The country is home to the world’s third largest stock exchange; it is one of the world’s top eight agricultural producers; it has the largest healthcare market in Latin America; Embraer is the world’s third largest commercial airline manufacturer; Brazilians are the largest consumers of luxury products in Latin America and the world’s eighth largest luxury goods market; the country is the seventh largest producer of vehicles in the world; and 45% of all energy consumed in Brazil already comes from renewable sources. The numbers are impressive and that is why so many British business executives find themselves on a plane to Brazil, a country that is the UK’s most important trading partner in Latin America.
Latin America’s largest industrial and commercial centre, and often the gateway to Brazil through its international airport, is São Paulo. The city is known for being the economic engine that pulls the rest of the Brazilian economy behind it. São Paulo, you will also discover, is one of the world’s great cosmopolitan cities and is only not better known and respected due to the proximity of its somewhat more famous and infamous neighbour, Rio de Janeiro.

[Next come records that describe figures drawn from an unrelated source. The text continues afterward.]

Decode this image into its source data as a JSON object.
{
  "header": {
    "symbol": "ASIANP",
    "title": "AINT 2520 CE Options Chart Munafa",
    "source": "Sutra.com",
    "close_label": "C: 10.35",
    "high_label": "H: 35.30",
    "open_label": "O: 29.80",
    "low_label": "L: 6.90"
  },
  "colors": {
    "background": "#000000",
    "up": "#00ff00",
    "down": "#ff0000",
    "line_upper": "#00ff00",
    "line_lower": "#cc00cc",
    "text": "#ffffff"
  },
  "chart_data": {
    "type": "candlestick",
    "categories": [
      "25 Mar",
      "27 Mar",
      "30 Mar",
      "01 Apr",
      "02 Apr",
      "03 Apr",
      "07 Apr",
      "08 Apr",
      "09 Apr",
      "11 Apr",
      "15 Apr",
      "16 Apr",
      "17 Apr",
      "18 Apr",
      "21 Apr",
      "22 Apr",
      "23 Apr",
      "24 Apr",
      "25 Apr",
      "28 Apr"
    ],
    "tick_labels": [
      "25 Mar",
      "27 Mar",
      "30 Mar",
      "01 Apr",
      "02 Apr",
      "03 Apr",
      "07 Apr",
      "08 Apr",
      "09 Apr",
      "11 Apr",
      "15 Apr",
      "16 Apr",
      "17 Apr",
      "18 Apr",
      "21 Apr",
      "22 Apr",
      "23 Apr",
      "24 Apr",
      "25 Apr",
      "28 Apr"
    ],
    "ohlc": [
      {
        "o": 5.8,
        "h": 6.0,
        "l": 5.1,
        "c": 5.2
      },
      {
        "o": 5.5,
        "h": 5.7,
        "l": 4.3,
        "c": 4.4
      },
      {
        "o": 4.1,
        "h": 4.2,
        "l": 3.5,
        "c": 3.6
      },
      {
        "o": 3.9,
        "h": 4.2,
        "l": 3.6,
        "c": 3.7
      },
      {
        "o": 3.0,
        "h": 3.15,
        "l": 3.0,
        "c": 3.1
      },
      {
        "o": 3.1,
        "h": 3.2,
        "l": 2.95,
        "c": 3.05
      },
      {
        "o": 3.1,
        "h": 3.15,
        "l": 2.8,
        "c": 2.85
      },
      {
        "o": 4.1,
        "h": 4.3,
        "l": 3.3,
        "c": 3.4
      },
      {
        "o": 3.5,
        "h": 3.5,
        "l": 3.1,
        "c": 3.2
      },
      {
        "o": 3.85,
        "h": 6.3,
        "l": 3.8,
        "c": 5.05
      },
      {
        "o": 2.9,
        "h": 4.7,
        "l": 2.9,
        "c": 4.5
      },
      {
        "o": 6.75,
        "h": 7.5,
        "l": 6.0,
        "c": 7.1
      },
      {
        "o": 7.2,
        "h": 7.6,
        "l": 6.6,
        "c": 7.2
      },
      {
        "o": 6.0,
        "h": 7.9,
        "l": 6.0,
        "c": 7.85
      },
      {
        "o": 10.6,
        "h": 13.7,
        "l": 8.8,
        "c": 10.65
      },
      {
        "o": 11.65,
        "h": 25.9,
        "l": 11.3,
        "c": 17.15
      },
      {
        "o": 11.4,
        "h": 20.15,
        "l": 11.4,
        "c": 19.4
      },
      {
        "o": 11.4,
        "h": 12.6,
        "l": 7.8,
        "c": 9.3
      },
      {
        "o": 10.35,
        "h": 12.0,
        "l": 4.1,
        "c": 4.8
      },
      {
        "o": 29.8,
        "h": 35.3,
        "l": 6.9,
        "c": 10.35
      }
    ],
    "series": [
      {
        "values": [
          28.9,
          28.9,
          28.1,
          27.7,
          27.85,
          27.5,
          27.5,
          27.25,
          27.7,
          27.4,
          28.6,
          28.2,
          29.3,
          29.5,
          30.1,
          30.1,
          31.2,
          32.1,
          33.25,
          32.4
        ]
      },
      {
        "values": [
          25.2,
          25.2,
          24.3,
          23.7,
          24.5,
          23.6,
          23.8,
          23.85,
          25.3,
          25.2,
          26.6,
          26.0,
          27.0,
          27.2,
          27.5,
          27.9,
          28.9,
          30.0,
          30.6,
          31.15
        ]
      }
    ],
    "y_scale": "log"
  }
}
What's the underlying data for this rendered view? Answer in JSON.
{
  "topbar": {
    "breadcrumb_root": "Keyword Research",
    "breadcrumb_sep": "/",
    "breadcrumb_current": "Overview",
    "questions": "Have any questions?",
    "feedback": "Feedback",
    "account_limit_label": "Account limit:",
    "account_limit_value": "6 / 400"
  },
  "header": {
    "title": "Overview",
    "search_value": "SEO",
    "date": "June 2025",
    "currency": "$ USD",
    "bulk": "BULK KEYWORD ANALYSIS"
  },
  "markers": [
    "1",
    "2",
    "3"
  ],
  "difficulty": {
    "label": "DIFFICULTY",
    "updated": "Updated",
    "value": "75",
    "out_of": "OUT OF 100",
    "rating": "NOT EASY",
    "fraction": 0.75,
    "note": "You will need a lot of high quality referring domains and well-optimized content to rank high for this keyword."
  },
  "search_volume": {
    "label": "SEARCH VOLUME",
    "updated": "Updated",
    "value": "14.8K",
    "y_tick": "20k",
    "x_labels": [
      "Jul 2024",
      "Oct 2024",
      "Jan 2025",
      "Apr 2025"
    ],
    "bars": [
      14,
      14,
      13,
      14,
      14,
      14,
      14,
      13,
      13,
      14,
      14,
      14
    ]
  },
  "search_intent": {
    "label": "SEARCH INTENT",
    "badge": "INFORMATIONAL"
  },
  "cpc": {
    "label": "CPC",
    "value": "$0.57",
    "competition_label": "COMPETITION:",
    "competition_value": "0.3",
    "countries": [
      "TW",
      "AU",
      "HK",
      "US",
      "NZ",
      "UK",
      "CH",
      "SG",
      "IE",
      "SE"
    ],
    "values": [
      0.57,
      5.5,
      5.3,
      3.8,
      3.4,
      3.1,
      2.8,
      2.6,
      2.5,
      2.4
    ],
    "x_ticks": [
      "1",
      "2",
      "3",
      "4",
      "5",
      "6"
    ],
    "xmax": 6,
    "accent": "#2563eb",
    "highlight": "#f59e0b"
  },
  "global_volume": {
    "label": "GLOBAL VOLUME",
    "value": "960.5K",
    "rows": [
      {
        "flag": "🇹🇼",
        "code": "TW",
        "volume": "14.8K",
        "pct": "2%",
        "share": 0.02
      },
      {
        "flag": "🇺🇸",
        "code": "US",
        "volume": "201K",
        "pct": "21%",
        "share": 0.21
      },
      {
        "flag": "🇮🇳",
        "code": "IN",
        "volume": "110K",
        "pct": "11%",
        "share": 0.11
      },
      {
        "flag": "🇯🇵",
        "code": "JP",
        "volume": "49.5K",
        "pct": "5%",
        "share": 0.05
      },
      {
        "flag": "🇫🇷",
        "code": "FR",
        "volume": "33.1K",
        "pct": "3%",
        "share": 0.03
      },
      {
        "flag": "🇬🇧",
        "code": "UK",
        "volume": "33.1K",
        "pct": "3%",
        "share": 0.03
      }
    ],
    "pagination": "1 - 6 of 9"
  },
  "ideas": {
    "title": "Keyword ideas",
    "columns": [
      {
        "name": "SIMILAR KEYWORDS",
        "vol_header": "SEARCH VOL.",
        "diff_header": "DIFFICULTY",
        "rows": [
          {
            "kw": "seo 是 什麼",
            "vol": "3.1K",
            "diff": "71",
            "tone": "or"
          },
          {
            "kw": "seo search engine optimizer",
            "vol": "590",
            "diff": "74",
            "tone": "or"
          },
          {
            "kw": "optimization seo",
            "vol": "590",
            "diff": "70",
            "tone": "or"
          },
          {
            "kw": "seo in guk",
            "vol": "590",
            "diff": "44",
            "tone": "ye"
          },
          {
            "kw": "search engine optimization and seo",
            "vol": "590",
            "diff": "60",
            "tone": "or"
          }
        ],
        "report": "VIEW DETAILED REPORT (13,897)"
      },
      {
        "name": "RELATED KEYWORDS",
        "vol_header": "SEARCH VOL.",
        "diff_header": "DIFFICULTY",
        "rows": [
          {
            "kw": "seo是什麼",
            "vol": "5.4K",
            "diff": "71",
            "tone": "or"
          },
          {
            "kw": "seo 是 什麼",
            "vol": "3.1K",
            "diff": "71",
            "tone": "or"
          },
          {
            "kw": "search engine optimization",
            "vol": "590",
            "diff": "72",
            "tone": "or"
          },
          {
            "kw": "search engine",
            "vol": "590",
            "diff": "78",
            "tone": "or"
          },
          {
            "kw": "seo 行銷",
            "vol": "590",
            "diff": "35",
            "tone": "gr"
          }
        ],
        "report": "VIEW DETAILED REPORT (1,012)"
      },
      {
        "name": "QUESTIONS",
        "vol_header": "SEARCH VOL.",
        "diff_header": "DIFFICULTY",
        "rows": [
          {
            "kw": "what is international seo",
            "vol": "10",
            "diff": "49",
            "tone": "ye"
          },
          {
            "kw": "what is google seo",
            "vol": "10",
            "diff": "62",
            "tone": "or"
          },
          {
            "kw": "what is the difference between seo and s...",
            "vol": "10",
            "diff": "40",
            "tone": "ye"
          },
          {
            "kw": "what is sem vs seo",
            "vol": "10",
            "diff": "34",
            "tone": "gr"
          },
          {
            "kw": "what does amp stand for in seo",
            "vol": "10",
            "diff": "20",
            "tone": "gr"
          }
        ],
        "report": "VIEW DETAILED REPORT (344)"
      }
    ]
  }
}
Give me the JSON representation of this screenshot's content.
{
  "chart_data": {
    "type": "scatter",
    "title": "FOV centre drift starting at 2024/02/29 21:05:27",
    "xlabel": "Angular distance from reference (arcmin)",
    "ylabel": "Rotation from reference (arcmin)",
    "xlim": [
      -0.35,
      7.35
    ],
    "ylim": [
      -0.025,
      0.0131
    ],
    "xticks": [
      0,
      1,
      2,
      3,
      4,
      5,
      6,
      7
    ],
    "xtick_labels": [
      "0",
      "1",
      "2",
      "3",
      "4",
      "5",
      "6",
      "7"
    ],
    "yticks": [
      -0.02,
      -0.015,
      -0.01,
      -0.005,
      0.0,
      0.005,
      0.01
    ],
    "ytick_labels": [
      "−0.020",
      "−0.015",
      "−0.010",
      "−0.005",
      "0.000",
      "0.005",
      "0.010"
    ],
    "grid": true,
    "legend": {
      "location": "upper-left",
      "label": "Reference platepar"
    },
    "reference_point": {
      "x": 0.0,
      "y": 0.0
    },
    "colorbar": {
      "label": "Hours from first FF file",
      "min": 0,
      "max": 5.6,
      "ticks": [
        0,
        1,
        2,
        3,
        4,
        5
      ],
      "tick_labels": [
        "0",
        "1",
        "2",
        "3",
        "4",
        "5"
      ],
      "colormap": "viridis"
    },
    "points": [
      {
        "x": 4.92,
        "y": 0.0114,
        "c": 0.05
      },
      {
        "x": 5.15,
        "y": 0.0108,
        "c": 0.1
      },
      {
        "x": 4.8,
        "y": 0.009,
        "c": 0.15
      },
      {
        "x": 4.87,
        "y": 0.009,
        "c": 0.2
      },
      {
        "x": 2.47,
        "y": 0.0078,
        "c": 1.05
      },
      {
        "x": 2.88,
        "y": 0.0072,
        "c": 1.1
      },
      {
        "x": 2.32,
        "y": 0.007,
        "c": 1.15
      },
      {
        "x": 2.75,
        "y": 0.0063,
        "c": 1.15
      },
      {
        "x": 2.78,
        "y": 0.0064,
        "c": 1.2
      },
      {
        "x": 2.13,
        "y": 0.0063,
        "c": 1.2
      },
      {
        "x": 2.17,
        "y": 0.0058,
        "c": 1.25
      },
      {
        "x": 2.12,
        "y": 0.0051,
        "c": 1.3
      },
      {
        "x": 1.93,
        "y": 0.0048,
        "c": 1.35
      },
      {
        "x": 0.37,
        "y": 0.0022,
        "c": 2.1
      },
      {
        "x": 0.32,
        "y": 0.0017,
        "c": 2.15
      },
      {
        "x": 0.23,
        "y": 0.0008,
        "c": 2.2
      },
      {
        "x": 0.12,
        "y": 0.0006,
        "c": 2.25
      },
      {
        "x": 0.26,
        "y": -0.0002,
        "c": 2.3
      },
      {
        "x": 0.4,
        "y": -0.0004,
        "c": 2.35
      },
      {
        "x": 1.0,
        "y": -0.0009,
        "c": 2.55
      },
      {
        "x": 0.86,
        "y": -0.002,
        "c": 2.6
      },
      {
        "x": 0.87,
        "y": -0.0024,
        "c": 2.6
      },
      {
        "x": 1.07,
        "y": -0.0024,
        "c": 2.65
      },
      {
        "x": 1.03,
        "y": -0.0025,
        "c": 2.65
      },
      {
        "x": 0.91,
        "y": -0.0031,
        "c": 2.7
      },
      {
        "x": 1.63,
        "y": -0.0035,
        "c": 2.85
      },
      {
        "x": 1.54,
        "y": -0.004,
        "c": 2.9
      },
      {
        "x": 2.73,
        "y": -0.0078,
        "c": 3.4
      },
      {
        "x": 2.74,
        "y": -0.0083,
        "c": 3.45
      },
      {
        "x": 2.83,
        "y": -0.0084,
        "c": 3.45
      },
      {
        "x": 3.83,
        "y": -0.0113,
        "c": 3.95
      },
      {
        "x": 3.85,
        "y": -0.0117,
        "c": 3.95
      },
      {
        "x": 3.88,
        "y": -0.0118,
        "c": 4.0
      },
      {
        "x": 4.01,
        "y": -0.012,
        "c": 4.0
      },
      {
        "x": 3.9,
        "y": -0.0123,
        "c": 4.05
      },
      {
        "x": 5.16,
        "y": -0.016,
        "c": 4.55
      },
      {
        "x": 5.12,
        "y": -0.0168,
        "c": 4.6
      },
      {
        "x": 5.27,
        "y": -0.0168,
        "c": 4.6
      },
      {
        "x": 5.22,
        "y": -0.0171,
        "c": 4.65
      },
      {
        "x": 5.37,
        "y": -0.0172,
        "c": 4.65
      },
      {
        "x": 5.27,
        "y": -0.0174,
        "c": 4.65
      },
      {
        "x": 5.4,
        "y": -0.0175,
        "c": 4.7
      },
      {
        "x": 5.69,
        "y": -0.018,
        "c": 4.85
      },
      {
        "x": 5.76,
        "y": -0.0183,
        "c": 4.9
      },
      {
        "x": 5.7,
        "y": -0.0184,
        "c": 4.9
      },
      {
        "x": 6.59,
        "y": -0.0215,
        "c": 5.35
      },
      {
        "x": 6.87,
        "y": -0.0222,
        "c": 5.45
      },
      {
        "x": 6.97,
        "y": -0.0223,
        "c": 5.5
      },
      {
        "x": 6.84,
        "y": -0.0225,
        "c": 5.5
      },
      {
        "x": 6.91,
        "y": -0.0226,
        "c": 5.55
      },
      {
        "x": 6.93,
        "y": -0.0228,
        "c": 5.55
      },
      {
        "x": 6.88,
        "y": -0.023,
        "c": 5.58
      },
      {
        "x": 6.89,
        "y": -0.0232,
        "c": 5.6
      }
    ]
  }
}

If people have only heard of one city in Brazil or South America, it will be Rio de Janeiro. A city of unrivalled beauty and fun, once the country’s capital it is rapidly regaining its importance as a business centre thanks to being at the very heart of the Brazilian oil and gas industries.
Rio has been a global icon ever since Fred Astaire and Ginger Rogers started “flying down to Rio” back in the 1920s. It is glamorous, sexy and fun. A major city, yet also a tropical beach resort.
Rio is home to globally recognizable attractions that include the statue of Christ the Redeemer on Corcovado Mountain; Sugar Loaf Mountain; the beaches of Copacabana and Ipanema; and the Maracanã, a stadium built for the 1950 World Cup which hosted the World Cup Final, this time in 2014, and the opening and closing ceremonies of the 2016 Olympics.